Spain claims exemption after Nato agrees 5% spending deal

By AFP
|
June 23, 2025
Spanish Prime Minister Pedro Sanchez. —AFP/File

BRUSSELS, Belgium: Nato on Sunday signed off on a pledge to ramp up defence spending for its summit next week, but Spanish premier Pedro Sanchez insisted Madrid would not need to hit the headline figure of five percent of GDP.

US President Donald Trump has been pressuring allies to commit to that target when they meet for the two-day starting on Tuesday in The Hague. Spain had been the last holdout on a compromise deal that sees allies promise to reach 3.5 percent on core military needs over the next decade, and spend 1.5 percent on a looser category of “defence-related” expenditures such as infrastructure and cybersecurity.

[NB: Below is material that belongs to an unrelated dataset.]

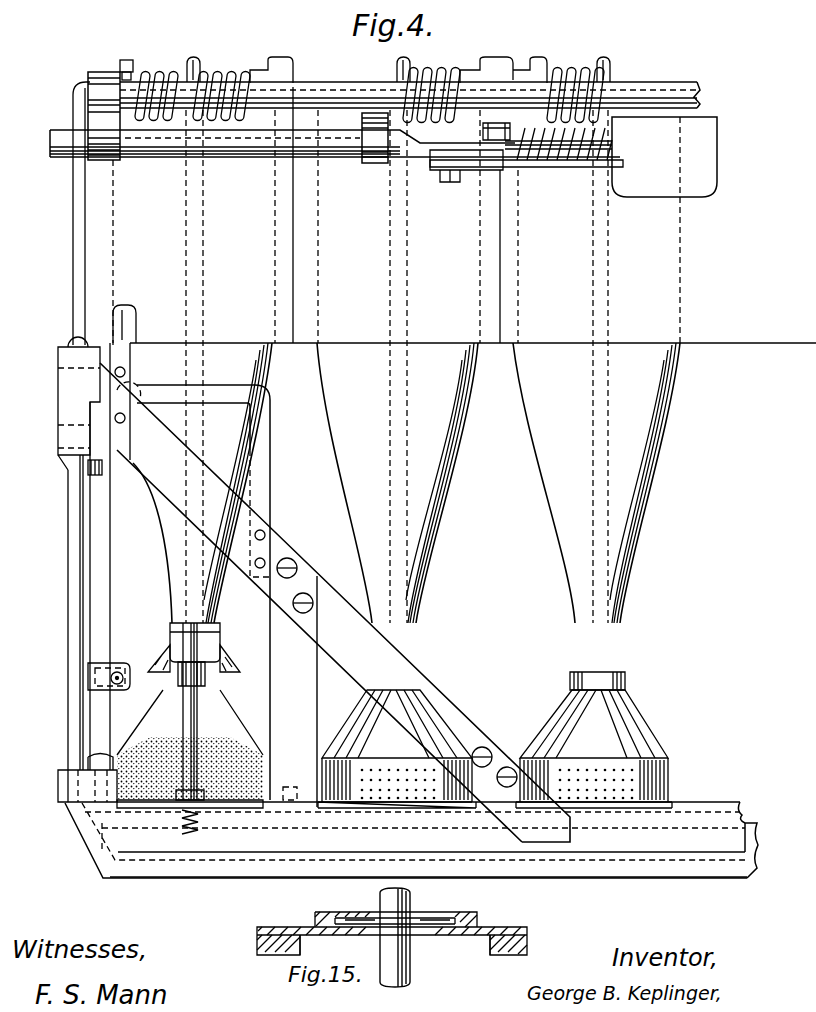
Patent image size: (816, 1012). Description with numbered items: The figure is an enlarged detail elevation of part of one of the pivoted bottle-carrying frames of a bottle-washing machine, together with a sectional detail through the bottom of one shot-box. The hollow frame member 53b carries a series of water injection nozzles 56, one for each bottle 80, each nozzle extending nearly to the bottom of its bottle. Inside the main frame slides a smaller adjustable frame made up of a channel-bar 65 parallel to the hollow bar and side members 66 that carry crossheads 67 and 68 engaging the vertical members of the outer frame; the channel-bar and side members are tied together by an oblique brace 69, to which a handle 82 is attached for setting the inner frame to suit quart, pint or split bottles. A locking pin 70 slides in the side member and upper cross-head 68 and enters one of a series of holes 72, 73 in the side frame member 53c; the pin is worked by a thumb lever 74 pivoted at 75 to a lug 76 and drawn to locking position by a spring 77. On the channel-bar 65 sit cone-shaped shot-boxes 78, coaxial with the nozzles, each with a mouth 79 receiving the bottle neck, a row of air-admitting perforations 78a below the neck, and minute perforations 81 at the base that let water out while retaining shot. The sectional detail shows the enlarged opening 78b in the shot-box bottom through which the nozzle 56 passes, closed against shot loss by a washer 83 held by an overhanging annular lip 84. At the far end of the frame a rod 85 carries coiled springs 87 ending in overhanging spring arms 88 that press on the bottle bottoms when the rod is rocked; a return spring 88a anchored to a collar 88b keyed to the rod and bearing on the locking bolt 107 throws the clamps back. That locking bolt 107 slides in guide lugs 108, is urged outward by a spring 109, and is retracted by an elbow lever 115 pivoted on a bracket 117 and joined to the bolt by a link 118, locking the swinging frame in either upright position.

Multiple diplomats at Nato said the agreement had gone through with the approval of all 32 nations and that there was no exemption for Madrid. But within minutes Sanchez came out saying he had struck an accord with Nato that would see his country keep respecting its commitments “without having to raise our defence spending to five percent of gross domestic product”. The claim from Madrid came after Sanchez on Thursday threw a last-minute grenade into preparations for the gathering in the Netherlands by taking a strong stand against the agreement.

In a blistering letter to Nato chief Mark Rutte, Sanchez said that committing to a headline figure of five percent of GDP “would not only be unreasonable, but also counterproductive”. The outburst from Madrid´s centre-left leader sparked fury from other Nato members who feared it could derail the carefully crafted compromise.